Os ministros do Supremo Tribunal Federal (STF) julgaram a possibilidade legal de aborto de feto anencefálico. A decisão se deu em Arguição de Descumprimento de Preceito Fundamental (ADPF) nº 54, ajuizada em 2004 pela Confederação Nacional dos Trabalhadores na Saúde (CNTS), que defenderam a descriminalização do aborto em caso de gravidez de feto anencefálico (sem cérebro). A entidade defende que existe ofensa à dignidade humana da mãe por ela ser obrigada a carregar no ventre um feto que não sobreviverá depois do parto.
Cabe salientar que a anencefalia é a malformação congênita do feto por ausência de crânio e de encéfalo.
Em 1940 o Código Penal só previa dois casos para autorização de aborto legal são eles; colocar em risco a saúde da mãe, e ainda em caso de estrupo.
O plenário do Supremo Tribunal Federal decidiu ,por 08 votos a 02, que não pratica o crime de aborto tipificado no Código Penal a mulher que decide pela “antecipação do parto” em casos de gravidez de feto anencefálico. O ministro Ayres Britto acompanhou o voto do relator a favor da interpretação conforme o Código Penal no sentido de que não se pode tipificar como crime ou ato punível a interrupção da gestação de feto anencefálico, por não ser esse “direito de escolha” da mulher ato caracterizador de aborto. Lembrou ainda que a Constituição não diz explicitamente quando se inicia a vida humana, mas afastou a discussão dessa questão a partir do entendimento de que “se a gravidez se destina ao nada, a punição de sua interrupção é atípica, ou seja, não há crime”, na mesma linha dos votos que já tinham sido proferidos pelos integrantes da maioria formada na sessão de quarta-feira.
“Se todo aborto é interrupção voluntária de gravidez, nem toda interrupção voluntária de gravidez é aborto”, afirmou Ayres Britto. E completou: “O feto anencefálico nem é um doente mental, por que não tem a mente completa, não tem mente, não tem cérebro. A antecipação de parto terapêutico desse feto não configura aborto para fins de punição. Dar à luz é dar a vida, e não a morte”. Ele concordou com a observação feita pelo ministro-relator e pelo advogado da CNTS, Luís Roberto Barroso, de que “levar esse martírio até o fim corresponde a uma tortura continuada”.

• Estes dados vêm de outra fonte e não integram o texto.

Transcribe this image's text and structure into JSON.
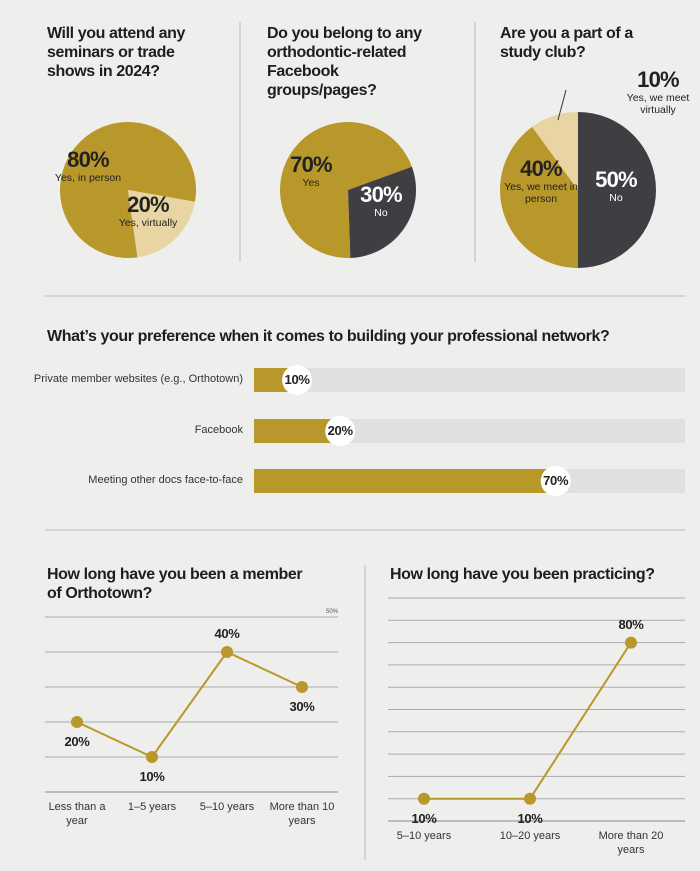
{
  "chart_data": [
    {
      "type": "pie",
      "title": "Will you attend any seminars or trade shows in 2024?",
      "categories": [
        "Yes, in person",
        "Yes, virtually"
      ],
      "values": [
        80,
        20
      ],
      "value_labels": [
        "80%",
        "20%"
      ],
      "colors": [
        "#b8982a",
        "#e8d5a3"
      ]
    },
    {
      "type": "pie",
      "title": "Do you belong to any orthodontic-related Facebook groups/pages?",
      "categories": [
        "Yes",
        "No"
      ],
      "values": [
        70,
        30
      ],
      "value_labels": [
        "70%",
        "30%"
      ],
      "colors": [
        "#b8982a",
        "#3f3e42"
      ]
    },
    {
      "type": "pie",
      "title": "Are you a part of a study club?",
      "categories": [
        "No",
        "Yes, we meet in person",
        "Yes, we meet virtually"
      ],
      "values": [
        50,
        40,
        10
      ],
      "value_labels": [
        "50%",
        "40%",
        "10%"
      ],
      "colors": [
        "#3f3e42",
        "#b8982a",
        "#e8d5a3"
      ]
    },
    {
      "type": "bar",
      "title": "What’s your preference when it comes to building your professional network?",
      "categories": [
        "Private member websites (e.g., Orthotown)",
        "Facebook",
        "Meeting other docs face-to-face"
      ],
      "values": [
        10,
        20,
        70
      ],
      "value_labels": [
        "10%",
        "20%",
        "70%"
      ],
      "color": "#b8982a",
      "xlim": [
        0,
        100
      ]
    },
    {
      "type": "line",
      "title": "How long have you been a member of Orthotown?",
      "categories": [
        "Less than a year",
        "1–5 years",
        "5–10 years",
        "More than 10 years"
      ],
      "values": [
        20,
        10,
        40,
        30
      ],
      "value_labels": [
        "20%",
        "10%",
        "40%",
        "30%"
      ],
      "color": "#b8982a",
      "ylim": [
        0,
        50
      ],
      "yticks": [
        {
          "value": 0,
          "label": null
        },
        {
          "value": 10,
          "label": null
        },
        {
          "value": 20,
          "label": null
        },
        {
          "value": 30,
          "label": null
        },
        {
          "value": 40,
          "label": null
        },
        {
          "value": 50,
          "label": "50%"
        }
      ],
      "grid": true
    },
    {
      "type": "line",
      "title": "How long have you been practicing?",
      "categories": [
        "5–10 years",
        "10–20 years",
        "More than 20 years"
      ],
      "values": [
        10,
        10,
        80
      ],
      "value_labels": [
        "10%",
        "10%",
        "80%"
      ],
      "color": "#b8982a",
      "ylim": [
        0,
        100
      ],
      "yticks": [
        {
          "value": 0,
          "label": null
        },
        {
          "value": 10,
          "label": null
        },
        {
          "value": 20,
          "label": null
        },
        {
          "value": 30,
          "label": null
        },
        {
          "value": 40,
          "label": null
        },
        {
          "value": 50,
          "label": null
        },
        {
          "value": 60,
          "label": null
        },
        {
          "value": 70,
          "label": null
        },
        {
          "value": 80,
          "label": null
        },
        {
          "value": 90,
          "label": null
        },
        {
          "value": 100,
          "label": null
        }
      ],
      "grid": true
    }
  ]
}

Portanto, o STF entendeu que o feto anencefálico não tem chances de sobreviver em uma vida extrauterina, ou seja, estaria condenando à morte logo após o nascimento. As consequências de uma gravidez nesses termos pode ser um fardo demasiadamente pesado para uma mãe carregar, podendo afetar de forma grave a saúde mental da gestante. Sendo assim, a ela foi concedido o direito de interromper a gravidez por meio da realização do aborto.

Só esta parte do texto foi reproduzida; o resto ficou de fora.